Monday, August 7, 2017

A Botanical Translator by Thomas Christopher

Botanists speak a special language, one that is frequently unintelligible to outsiders like me.  This has frustrated me at times, for instance when I’ve tried to use a botanical key or field manual to identify an unfamiliar plant.  Now, though, I’ve got expert help.

A week ago I picked up a book published last year, A Botanist’s Vocabulary written by Susan K. Pell and, crucially, illustrated by the very talented Bobbi Angell.  Angell is a botanical illustrator whose beautifully detailed and fastidiously accurate pen and ink drawings I first came across some 20 years ago at the New York Botanical Garden.

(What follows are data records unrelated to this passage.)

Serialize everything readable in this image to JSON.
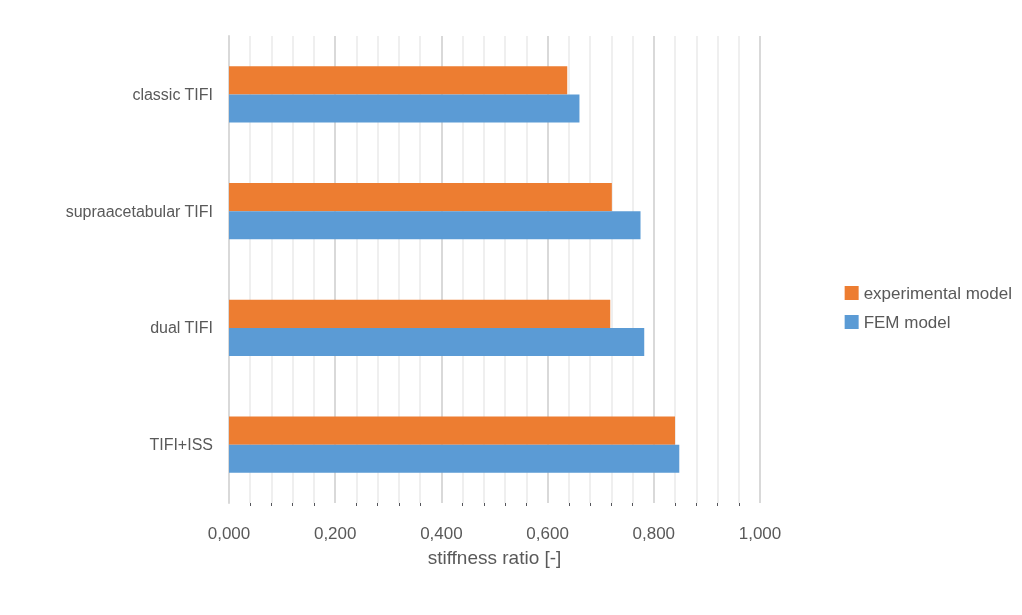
{
  "chart_data": {
    "type": "bar",
    "orientation": "horizontal",
    "xlabel": "stiffness ratio [-]",
    "categories": [
      "classic TIFI",
      "supraacetabular TIFI",
      "dual TIFI",
      "TIFI+ISS"
    ],
    "series": [
      {
        "name": "experimental model",
        "color": "#ed7d31",
        "values": [
          0.637,
          0.721,
          0.718,
          0.84
        ]
      },
      {
        "name": "FEM model",
        "color": "#5b9bd5",
        "values": [
          0.66,
          0.775,
          0.782,
          0.848
        ]
      }
    ],
    "xlim": [
      0,
      1
    ],
    "xticks": [
      {
        "value": 0,
        "label": "0,000"
      },
      {
        "value": 0.2,
        "label": "0,200"
      },
      {
        "value": 0.4,
        "label": "0,400"
      },
      {
        "value": 0.6,
        "label": "0,600"
      },
      {
        "value": 0.8,
        "label": "0,800"
      },
      {
        "value": 1,
        "label": "1,000"
      }
    ],
    "grid": "x",
    "legend": "right"
  }
}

Circinate Coiled like watch springs, as with the arrangement of fern fronds in bud

Her partnership with Pell is a fortunate one.  Pell has a talent for translating botanical terms into simple, layman’s language.  When combined with Angell’s elegantly clear drawings, it is easy to understand what a botanist means by such otherwise opaque words such as “circinate”.

I intend to keep this book on my desk.  I won’t use it every day, or even every week.  But when I am baffled by some plant description, it will be there to make clear what the author meant, and what that means to me and my garden.   There are very few books that I believe are truly essential to good gardening.  I suspect, though, that this may turn out to be one of the select few.